Un esempio è il seguente: potremmo tagliare un francobollo in due parti (orizzontalmente o verticalmente) e mandarle a due osservatori. L’aspetto paradossale consiste nel fatto che i due osservatori potrebbero scegliere loro a posteriori, vale a dire dopo aver ricevuto le loro parti, se il francobollo è stato tagliato orizzontalmente o verticalmente».

Dal punto di vista delle possibili applicazioni, l’entanglement è una risorsa essenziale per la realizzazione di computer quantistici – ossia con un hardware formato da parti microscopiche, i quantum bit o qubit – che basano il loro funzionamento sulla logica della meccanica quantistica per risolvere problemi computazionali più efficientemente dei calcolatori classici, oppure per trasferire informazione in modo sicuro mediante l’invio di sistemi quantomeccanici.

«Grazie all’entanglement – continua Benenti – un processore potrebbe elaborare pacchetti di informazione esponenzialmente grandi nello stesso processo (in parallelo), abbattendo per esempio tempi e costi di progettazione e, in generale, ottenendo prestazioni di calcolo irraggiungibili dai computer basati sull’attuale paradigma di calcolo “classico”. L’entanglement consente anche trasmissioni di informazione quantistica, per esempio lo stato di un atomo o di un fotone, a distanza (teletrasporto quantistico), comunicazione tra due parti di una chiave segreta con standard di sicurezza garantiti dai principi della meccanica quantistica (crittografia quantistica), accurati schemi di posizionamento e timing».

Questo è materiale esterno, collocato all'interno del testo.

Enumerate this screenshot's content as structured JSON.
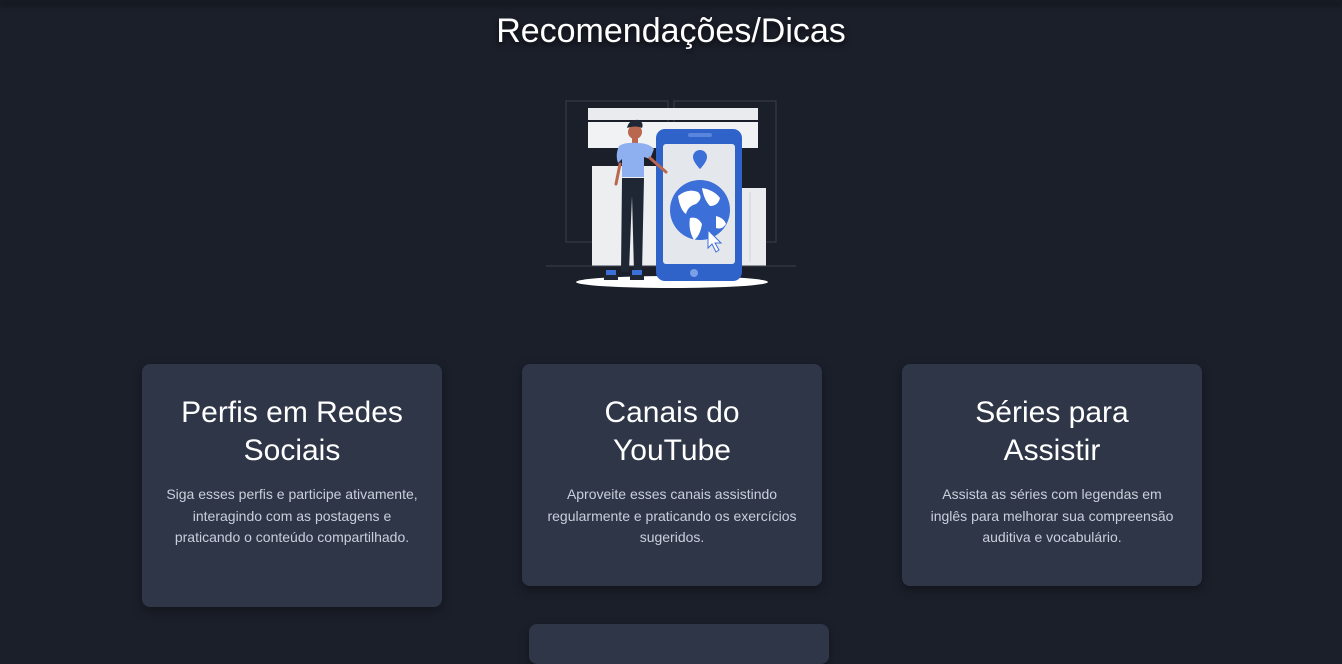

L’ostacolo più importante alla realizzazione di computer e reti quantistiche è l’effetto di disturbo che l’ambiente circostante esercita sul sistema. Esso provoca un rapido deterioramento delle proprietà quantistiche e di conseguenza anche l’entanglement tra i costituenti (qubit) in una rete quantistica, ad esempio: calcolatori quantistici, sistemi per la comunicazione quantistica, etc., è destinato a scomparire al trascorrere del tempo.

«Quello che mostriamo nel nostro studio è come, sotto opportune condizioni, appropriate operazioni locali applicate su uno dei qubit del sistema possano permettere di ripristinare completamente, e a richiesta, l’entanglement inizialmente presente tra i qubit della rete. Vale a dire recuperare una risorsa fondamentale per le macchine quantistiche, l’entanglement appunto».

Quali sono le possibili applicazioni? «La strategia di recupero dell’entanglement che proponiamo potrebbe venire usata in vari setup di macchine quantistiche, ad esempio in sistemi a stato solido dove l’effetto deleterio di certe sorgenti di rumore potrebbe essere significativamente mitigato.

Nonostante questa scoperta sia lontana dall’essere commercializzata e rimanga incerto quando potremo avere un computer quantistico sulla scrivania del nostro ufficio, essa lascia intravedere nuove e promettenti possibilità di sviluppo per le tecnologie quantistiche» conclude Benenti.